I am not really a musical person. Having just spent a fortnight with my family, however, my opinions on how mainstream musicals are the death of serious theatre have been exposed as the misanthropic rantings of a man obsessed with finding something in performance that he has failed to find in his life. That's the best thing about families. They aren't afraid of an ad hominem attack.
New Year, New Vile: I am going to go and see A Chorus Line. It's a musical, but it isn't by Andrew Lloyd Weber. Besides, it is up at Eastwood Park - ironically, my closest local theatre which I visit too rarely and it is being produced by Glasgow Music Theatre, who have a mission to encourage new talent. Rather like my support for Into The New, I am heralding the avant-garde of performance here.
A Chorus Line is well within my remit for theatre, anyway.

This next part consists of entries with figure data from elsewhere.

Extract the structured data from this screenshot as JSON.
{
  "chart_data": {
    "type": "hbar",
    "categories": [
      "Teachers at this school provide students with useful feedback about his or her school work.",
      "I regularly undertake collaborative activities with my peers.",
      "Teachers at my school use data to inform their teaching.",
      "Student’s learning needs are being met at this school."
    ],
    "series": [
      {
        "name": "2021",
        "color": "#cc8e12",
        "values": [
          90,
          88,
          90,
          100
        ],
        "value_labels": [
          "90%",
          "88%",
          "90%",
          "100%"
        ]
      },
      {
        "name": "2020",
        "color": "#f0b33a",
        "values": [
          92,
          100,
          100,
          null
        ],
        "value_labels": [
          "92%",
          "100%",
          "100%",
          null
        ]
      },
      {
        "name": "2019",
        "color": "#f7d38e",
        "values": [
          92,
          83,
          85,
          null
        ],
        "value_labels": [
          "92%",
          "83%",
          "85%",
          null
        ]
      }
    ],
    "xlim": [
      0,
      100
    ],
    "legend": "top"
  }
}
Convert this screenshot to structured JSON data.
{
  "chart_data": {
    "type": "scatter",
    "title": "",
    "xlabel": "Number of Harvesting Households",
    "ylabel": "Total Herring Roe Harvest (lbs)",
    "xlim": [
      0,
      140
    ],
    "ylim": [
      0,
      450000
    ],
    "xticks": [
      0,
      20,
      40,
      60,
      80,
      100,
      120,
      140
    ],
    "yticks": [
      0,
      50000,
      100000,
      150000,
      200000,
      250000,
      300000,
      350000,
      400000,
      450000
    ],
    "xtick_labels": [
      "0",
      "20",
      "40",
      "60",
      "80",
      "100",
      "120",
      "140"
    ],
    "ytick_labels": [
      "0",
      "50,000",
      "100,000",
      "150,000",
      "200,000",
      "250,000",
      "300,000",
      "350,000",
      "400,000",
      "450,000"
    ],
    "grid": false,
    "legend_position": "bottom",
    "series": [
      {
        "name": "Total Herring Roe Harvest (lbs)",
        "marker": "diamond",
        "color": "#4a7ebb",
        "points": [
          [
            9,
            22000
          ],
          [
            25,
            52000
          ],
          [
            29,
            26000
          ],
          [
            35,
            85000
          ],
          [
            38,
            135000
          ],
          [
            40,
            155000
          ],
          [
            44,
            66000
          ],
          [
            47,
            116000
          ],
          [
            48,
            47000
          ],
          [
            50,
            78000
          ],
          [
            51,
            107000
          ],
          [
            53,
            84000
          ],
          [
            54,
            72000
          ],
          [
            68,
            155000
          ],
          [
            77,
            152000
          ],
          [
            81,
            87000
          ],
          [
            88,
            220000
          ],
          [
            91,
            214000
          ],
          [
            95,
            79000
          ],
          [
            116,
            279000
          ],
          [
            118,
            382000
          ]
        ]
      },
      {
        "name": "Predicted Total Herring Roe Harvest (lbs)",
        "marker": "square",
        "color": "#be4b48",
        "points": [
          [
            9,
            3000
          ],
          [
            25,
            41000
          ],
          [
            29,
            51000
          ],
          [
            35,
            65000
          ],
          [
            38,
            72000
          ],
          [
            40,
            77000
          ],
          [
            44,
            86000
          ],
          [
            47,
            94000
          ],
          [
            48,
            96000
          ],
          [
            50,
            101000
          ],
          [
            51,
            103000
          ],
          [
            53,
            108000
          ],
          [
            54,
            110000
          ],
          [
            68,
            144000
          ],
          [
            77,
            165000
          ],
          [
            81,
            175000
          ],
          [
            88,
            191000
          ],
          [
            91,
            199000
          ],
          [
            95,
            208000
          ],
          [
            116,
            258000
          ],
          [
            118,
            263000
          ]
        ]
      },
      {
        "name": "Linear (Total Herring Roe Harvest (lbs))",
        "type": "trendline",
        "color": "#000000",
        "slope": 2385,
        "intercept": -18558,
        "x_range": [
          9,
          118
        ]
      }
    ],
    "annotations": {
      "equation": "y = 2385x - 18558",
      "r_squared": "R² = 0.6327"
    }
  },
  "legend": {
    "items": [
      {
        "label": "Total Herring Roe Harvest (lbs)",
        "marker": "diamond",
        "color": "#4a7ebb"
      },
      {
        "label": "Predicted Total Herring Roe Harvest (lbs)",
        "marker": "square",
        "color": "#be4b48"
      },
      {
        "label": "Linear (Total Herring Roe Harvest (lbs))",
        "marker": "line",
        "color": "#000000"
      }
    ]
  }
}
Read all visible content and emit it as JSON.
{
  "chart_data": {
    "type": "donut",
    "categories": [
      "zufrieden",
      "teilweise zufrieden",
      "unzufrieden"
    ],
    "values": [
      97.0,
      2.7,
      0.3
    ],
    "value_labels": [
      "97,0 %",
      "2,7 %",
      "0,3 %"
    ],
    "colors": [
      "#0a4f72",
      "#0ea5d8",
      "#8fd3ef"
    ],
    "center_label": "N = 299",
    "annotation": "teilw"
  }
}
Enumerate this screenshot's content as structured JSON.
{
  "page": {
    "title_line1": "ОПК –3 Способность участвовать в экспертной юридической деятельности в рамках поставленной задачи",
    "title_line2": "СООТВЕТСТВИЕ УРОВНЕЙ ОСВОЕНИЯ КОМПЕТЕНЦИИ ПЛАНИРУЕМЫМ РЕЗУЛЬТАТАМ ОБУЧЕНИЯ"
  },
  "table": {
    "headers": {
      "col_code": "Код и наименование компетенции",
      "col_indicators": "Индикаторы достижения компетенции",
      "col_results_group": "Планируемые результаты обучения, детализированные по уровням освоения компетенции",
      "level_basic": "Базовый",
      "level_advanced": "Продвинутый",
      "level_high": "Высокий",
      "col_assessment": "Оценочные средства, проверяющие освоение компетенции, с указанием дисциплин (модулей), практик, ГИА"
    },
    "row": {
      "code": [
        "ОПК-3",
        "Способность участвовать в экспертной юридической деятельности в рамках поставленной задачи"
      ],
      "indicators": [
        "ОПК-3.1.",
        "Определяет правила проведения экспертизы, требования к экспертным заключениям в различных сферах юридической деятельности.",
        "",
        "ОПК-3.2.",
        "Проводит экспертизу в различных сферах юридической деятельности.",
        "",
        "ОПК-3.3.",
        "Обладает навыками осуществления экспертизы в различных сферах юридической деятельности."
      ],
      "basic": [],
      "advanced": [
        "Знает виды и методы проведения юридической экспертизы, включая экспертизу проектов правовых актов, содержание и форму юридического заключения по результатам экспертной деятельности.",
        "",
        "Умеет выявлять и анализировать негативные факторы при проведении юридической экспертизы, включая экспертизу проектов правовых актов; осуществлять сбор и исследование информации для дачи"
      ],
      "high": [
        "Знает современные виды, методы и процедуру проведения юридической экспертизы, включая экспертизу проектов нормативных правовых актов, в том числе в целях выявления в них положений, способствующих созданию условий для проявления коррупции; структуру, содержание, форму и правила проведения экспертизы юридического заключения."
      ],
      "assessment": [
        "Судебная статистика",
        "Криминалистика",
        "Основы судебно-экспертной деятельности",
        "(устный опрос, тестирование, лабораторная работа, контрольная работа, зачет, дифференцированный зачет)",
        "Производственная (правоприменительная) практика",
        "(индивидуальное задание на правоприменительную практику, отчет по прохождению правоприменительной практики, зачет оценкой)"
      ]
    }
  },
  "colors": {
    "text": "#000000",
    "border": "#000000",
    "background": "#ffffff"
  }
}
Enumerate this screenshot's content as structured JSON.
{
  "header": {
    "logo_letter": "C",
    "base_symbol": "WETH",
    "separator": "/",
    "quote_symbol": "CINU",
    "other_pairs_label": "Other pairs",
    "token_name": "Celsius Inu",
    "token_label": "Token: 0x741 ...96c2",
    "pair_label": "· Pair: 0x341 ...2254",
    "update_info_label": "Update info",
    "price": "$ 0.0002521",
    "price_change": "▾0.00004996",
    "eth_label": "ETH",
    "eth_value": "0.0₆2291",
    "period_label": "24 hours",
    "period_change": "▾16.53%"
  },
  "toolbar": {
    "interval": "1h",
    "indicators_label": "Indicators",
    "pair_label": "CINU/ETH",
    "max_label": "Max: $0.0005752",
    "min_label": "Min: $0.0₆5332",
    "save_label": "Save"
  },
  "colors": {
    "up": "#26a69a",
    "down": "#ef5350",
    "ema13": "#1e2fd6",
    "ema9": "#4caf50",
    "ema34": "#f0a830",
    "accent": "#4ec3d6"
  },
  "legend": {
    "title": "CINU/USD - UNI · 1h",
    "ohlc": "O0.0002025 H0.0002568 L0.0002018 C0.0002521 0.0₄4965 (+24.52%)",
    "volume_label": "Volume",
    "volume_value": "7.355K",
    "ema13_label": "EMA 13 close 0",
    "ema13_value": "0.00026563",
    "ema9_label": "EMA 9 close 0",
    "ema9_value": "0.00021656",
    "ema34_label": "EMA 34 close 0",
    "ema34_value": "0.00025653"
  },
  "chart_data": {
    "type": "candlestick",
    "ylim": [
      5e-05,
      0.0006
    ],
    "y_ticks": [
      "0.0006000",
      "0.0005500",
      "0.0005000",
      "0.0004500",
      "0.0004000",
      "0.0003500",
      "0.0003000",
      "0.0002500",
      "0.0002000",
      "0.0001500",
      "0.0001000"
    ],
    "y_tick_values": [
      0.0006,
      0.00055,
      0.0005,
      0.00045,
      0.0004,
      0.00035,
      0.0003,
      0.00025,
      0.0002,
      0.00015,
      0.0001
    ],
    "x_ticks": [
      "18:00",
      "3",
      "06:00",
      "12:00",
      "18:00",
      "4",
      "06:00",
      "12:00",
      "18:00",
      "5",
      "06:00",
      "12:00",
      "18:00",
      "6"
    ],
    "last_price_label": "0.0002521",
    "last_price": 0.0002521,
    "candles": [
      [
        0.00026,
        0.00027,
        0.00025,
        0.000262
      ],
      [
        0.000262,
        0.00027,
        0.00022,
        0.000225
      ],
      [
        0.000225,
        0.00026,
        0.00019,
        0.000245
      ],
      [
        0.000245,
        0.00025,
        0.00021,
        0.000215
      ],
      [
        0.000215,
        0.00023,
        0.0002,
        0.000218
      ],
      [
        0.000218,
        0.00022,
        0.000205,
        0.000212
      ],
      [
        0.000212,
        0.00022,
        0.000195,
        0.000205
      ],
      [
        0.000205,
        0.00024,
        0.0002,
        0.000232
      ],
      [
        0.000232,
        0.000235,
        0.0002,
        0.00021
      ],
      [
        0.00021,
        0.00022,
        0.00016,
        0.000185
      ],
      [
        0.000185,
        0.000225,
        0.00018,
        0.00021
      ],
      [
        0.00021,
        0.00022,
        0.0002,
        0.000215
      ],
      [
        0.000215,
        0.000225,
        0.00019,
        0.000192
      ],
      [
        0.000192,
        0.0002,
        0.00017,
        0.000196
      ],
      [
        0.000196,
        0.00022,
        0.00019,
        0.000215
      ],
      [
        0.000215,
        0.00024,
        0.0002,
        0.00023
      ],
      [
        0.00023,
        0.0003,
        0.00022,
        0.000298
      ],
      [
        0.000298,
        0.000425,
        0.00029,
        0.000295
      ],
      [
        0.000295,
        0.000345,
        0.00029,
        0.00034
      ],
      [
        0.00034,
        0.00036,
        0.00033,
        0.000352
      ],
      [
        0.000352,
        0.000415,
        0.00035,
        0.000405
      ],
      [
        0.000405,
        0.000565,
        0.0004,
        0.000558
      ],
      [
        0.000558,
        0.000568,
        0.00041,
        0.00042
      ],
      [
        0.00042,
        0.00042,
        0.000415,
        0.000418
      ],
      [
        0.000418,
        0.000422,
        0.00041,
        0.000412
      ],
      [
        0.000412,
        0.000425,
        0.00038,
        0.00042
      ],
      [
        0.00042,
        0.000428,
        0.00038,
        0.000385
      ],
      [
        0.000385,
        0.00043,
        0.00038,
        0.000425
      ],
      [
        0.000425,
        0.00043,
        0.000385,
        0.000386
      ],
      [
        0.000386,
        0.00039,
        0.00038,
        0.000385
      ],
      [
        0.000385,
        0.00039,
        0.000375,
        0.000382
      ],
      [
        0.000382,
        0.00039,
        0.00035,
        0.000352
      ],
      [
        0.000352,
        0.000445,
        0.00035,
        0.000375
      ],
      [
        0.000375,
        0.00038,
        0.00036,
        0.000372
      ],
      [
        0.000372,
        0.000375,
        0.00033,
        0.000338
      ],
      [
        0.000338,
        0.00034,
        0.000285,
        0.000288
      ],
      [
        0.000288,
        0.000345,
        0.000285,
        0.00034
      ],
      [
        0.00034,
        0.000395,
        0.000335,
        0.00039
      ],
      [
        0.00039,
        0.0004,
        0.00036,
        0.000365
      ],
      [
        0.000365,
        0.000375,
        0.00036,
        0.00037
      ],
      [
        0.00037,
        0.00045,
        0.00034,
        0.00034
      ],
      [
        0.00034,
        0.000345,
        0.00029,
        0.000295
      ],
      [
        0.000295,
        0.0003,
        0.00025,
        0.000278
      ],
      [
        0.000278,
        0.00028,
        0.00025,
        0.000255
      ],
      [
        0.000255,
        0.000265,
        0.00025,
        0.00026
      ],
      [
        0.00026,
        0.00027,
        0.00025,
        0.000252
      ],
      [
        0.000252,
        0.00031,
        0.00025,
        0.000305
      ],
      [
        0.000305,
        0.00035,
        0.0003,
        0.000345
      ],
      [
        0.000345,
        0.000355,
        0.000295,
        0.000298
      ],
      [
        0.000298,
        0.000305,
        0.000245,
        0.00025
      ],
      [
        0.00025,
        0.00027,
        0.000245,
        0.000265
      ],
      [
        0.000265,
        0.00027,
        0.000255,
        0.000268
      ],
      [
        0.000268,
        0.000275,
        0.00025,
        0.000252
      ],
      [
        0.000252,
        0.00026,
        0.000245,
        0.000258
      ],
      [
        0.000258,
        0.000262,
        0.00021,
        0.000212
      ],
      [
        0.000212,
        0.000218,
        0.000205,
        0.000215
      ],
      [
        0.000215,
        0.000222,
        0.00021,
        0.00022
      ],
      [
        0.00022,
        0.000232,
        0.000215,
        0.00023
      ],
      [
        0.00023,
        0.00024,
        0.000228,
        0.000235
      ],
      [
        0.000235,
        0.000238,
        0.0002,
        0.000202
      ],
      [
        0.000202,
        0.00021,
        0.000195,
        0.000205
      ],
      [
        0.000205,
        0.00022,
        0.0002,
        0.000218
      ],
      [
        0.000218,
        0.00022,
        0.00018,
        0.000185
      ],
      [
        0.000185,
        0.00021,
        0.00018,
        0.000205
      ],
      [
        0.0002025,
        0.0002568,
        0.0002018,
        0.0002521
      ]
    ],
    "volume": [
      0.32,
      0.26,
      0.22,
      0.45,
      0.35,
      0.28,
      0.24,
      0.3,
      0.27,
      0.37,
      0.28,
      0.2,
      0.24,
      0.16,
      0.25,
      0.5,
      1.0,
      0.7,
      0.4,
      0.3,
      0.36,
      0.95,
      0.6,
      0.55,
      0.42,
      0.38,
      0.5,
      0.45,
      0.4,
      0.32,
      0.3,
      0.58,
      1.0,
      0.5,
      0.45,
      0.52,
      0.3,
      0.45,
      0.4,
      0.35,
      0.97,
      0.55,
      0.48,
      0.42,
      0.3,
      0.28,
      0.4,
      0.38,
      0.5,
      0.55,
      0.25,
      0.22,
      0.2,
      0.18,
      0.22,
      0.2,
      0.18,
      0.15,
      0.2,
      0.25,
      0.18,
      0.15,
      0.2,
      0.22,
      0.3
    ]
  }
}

I know it has songs and dance and all, but it is about the hard edge: set in an audition, there is plenty of bitterness, failure and desperate hope. Just like my usual Saturday night.
I am reluctant to enjoy art that takes art as its subject - a musical that is about an audition for a musical, boy, they took imagination - but Glasgow Music Theatre have pointed out that the metaphor of too many people applying for too few jobs fits rather nicely with the current economic climate. Add in the portrayal of LBGTQ characters in a medium that is more likely to tell the story of a lion than a gay man, and I'm almost willing to drop my prejudice.